Postmodernism tends to revolve around the following themes:  (1) the attainment of universal truth is impossible; (2) no ideas or truths are transcendent; (3) all ideas are culturally or socially constructed; (4) historical facts are unimportant and irrelevant; and (5) ideas are true only if they benefit the oppressed. Postmodernists generally use Marxist rationale and concepts (e.g., oppression, inequality, revolution, and imperialism) to attack and discredit American culture.

To the sophisticates who embrace postmodernism, it’s meaningless to ask whether the term "gulag" accurately describes US detention facilities or whether Bush really is guilty of war crimes. These claims are part of someone’s "narrative" and are thus as valid as any alternative "narrative." Besides, getting Schultz on Fox News or Hardball benefits the oppressed and discredits American culture, so this particular "narrative" is better than others — in this bizarro world where all beliefs are equally valid, but some are more equal than others.

Postmodernism is the rejection of reason and the Enlightenment, and all their concomitants and consequences, which can be summed up as "modernity." In an excellent essay, "The Party of Modernity," David Kelley says:

"Modernity" is the term that historians use to describe this individualist and rationalist culture. Modernity accompanied the growth of science, the Industrial Revolution, and the rise of capitalism and constitutional democracy. As a culture, however, it was an intellectual, not a material or political, phenomenon. It was the underlying constellation of beliefs, values, aspirations, and demands that led people in the West to alter their way of life profoundly.
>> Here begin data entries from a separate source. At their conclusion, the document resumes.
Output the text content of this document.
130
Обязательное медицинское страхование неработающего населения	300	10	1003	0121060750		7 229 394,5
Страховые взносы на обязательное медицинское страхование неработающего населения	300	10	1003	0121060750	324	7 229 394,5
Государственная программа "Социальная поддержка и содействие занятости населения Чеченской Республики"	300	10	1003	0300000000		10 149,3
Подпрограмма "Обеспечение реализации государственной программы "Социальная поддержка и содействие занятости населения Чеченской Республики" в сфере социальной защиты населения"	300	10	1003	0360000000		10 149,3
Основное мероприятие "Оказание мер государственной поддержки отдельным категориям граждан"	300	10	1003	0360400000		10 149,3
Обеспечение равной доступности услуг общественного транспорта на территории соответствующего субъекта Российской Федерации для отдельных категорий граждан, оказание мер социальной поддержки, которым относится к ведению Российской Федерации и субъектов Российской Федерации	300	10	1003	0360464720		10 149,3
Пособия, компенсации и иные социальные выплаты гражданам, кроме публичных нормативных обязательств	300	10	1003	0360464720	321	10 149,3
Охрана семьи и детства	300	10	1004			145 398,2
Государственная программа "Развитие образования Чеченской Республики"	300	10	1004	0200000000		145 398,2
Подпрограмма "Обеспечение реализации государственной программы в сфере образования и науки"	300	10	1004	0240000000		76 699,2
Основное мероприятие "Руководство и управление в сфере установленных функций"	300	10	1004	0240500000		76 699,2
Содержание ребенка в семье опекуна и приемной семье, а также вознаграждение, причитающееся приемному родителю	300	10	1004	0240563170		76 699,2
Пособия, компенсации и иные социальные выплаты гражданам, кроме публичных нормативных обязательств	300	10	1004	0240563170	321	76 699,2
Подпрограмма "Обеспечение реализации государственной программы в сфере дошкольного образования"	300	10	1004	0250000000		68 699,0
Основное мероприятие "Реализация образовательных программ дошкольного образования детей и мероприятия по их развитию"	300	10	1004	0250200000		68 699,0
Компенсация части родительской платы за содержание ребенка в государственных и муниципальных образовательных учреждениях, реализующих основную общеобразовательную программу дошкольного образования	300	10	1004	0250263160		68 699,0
Kelley notes that it’s modernity that the Islamofascists are bent on destroying:

It was obvious to virtually everyone that the World Trade Center was targeted because it represented freedom, secularism, tolerance, innovation, commercial enterprise, and the pursuit of happiness in this life. Our modernist values were thrown into sharp relief by the hatred they provoked in our enemies.

And this shared hatred for modernity explains, I believe, why so many leftists are sympathetic to or supportive of radical Islamists with whom, on the surface, they would seem to have little in common. Differences over burqas and bans on alcohol are trivial compared to all the more fundamental values that Islam’s advocates of 8th century life have in common with the anti-capitalist, anti-technology, socialist eco-freaks of the West.

Kelley argues that modernity also has many enemies on the right — the pre-modernists and cultural conservatives. But they’re a topic for another day.